Friday, January 29, 2010

Quotable Quotes XXVI

Buster just came and found me playing a computer game.

"Oh, man! Oh, jeez!" he said.

Is that what he hears? I guess he must. Funny the window on yourself you get when children mimic your behavior.

Wednesday, January 27, 2010

Picky Eating

In this house, there are several picky eaters. I don't understand the whole picky eating thing. Sure, as a kid, I didn't like oatmeal or onions and I preferred my spaghetti sauce on the side so it didn't chap my chin. Vegetables weren't my favorite, but they were non-negotiable. We got to take turns picking the vegetable of the day. My mom was a notorious picky eater herself, regaling us with stories of sitting in the dining room for hours in front of mushroom soup. She worked with us pretty well. Aside from my tastes above, I was generally not a picky eater. To this day, new food is an adventure to me. I'll try just about anything.

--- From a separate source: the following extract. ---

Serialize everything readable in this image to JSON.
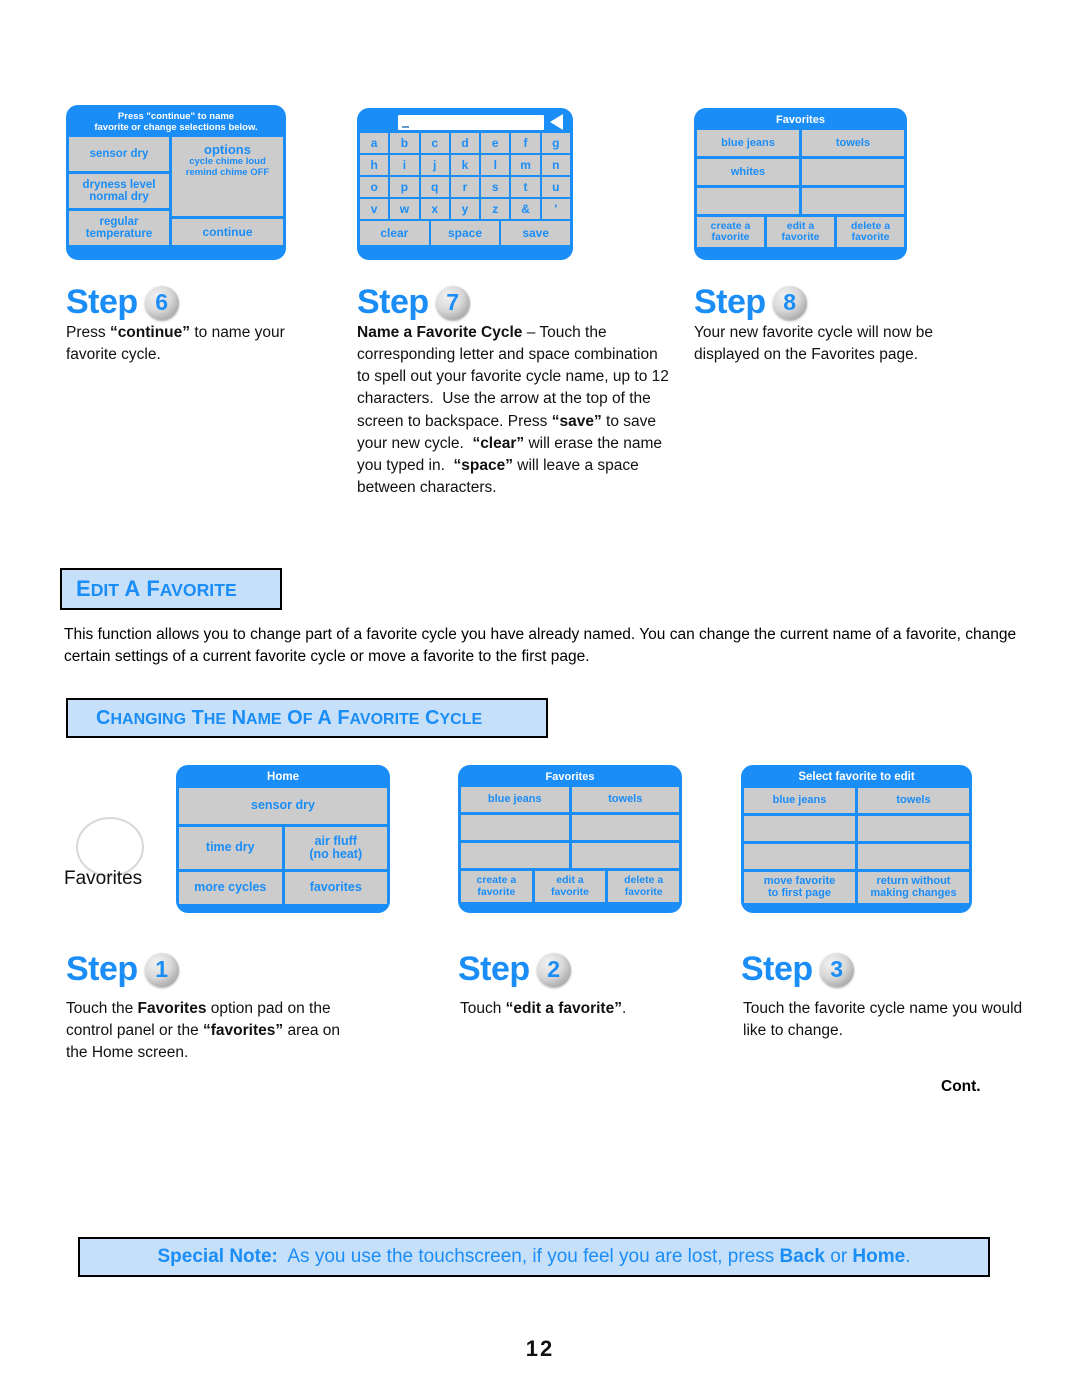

My friend says that at her house, they just don't allow picky eaters, and all her kids eat everything. So have I enabled pickiness by trying to be nice? I don't know. At any rate, I never, ever wanted to create a battleground in the dining room. Power struggles over food know no bounds. In high school, my best friend was incredibly skinny. I ate dinner at his house a lot, and his mother was always pestering him to eat more. I'm sure it was subconscious at that point, but he didn't eat much. If we went out, he would sometimes eat 3 hamburgers. His mother's way of expressing concern was actually counterproductive.

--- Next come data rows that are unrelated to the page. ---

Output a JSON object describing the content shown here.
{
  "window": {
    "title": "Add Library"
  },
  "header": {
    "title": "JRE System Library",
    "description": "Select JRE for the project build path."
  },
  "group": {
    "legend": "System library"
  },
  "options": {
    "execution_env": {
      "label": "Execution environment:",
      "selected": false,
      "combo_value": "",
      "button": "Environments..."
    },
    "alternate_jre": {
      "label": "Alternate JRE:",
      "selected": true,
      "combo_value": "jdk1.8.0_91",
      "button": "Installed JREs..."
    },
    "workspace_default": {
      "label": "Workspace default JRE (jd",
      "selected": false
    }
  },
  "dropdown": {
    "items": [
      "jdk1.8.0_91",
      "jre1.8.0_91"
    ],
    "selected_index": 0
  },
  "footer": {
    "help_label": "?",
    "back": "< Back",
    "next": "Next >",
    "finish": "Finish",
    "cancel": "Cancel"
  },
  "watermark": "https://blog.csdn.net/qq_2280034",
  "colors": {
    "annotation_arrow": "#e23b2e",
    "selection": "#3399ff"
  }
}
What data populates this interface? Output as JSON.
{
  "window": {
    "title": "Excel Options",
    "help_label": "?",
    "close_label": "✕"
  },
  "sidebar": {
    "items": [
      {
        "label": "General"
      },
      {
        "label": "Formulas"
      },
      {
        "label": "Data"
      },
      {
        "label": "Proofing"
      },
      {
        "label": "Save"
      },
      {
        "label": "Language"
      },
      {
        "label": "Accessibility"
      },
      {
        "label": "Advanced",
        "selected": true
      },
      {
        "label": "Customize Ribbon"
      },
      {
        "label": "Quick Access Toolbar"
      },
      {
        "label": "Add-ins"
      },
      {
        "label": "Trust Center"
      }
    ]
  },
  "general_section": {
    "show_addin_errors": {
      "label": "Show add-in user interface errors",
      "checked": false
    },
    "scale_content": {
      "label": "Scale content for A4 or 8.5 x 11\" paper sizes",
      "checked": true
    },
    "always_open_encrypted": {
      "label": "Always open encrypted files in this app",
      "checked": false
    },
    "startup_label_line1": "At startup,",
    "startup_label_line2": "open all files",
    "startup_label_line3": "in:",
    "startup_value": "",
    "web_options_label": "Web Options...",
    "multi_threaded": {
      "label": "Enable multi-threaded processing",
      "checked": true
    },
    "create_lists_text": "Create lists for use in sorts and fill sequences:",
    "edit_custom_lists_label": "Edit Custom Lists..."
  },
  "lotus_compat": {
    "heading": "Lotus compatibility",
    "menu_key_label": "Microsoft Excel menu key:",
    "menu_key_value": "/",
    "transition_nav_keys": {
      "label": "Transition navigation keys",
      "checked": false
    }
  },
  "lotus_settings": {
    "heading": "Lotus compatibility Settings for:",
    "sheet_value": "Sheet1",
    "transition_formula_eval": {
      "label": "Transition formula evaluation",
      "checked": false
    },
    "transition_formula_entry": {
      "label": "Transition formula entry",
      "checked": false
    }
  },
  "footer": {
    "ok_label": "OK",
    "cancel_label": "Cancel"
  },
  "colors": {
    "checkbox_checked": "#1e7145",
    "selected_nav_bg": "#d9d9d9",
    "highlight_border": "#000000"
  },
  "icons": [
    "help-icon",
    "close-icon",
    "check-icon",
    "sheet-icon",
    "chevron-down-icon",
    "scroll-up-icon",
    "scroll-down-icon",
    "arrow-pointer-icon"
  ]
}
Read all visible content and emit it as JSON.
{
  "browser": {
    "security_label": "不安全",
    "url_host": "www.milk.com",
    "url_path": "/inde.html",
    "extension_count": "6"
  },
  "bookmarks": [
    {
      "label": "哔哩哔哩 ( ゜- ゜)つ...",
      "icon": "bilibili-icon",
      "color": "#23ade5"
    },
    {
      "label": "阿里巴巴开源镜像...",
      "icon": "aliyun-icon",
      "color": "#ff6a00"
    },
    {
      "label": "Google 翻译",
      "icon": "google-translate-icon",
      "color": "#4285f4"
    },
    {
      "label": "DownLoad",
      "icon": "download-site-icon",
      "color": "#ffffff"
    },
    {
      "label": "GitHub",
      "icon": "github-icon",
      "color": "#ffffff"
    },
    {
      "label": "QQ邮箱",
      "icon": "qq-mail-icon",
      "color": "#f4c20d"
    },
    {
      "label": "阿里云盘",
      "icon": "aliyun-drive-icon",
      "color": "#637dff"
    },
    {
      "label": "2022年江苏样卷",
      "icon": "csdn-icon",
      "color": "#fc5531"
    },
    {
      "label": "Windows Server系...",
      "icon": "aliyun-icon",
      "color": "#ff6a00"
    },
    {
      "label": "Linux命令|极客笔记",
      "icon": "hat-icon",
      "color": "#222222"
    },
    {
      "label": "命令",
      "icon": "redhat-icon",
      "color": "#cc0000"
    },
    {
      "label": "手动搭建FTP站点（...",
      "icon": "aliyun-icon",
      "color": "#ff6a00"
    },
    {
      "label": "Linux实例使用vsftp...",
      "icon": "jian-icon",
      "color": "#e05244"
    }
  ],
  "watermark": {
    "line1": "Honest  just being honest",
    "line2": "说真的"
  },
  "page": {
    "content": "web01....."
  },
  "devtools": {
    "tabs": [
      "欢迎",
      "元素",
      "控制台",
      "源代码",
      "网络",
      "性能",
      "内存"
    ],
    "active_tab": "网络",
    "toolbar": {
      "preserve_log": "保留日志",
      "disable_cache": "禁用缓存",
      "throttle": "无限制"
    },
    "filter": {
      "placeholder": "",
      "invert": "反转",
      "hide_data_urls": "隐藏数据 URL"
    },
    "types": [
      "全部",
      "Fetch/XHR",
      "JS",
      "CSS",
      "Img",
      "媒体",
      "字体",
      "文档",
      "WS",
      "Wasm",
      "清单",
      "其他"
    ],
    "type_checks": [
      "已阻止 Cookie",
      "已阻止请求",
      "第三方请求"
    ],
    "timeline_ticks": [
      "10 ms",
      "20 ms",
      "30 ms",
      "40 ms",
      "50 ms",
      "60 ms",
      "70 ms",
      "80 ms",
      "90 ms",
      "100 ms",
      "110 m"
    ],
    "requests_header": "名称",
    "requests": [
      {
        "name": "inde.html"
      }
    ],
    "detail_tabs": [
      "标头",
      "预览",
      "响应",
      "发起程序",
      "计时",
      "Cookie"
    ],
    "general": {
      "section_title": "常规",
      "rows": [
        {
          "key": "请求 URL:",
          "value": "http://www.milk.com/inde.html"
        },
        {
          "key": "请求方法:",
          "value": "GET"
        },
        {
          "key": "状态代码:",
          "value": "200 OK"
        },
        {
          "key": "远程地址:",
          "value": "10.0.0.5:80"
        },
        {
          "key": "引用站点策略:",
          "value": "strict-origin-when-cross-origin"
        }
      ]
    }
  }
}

So here I am, mother of 4 table-food eating children. We have never asked that our kids eat all of something they don't like. Our rules have been that they need to try everything before they could have seconds of anything. If you don't like anything, you can always have a piece of bread. Kandy was the type of toddler to whom I could say: "If you eat 3 more peas, you can have..." It worked like a charm. Missy had to get a little older before that kind of bargaining worked. Sunny, on the other hand, is of the personality type that nothing she doesn't want to do is worth the reward, and anything she really wants to do is worth the punishment. You know the type, I'm sure. So telling her to eat one more pea before she can have more rice just doesn't work. She'll get down from the table. Even her incredible sweet tooth would rather forgo dessert than succumb to tasting a bite of chicken. Despite our relatively simple (and nutritionally lax) rules, dinner had become a battleground.

About a month ago, we decided that she really isn't eating enough. In concern for her caloric needs, we agreed that we would completely drop the rules with her for a while to see what would happen. We have still been serving a little bit of everything to Sunny and gently reminding her that it is there with no specific orders or requests to eat it. If she wants seconds on rice, noodles, or bread, she can have them. Dinner time has become less stressful for all of us. And guess what? Last night we had sweet and sour meatballs. I cut her meatball in little pieces, and she actually ate one bite without being asked!!! It is a tiny victory, but it is a start in the right direction. There is hope that maybe if we do completely remove the battle, she will start to try everything. And part of it is age. Kandy is far less picky at nearly-nine than she was as a preschooler. By removing the battle and drama, perhaps she will more quickly outgrow it.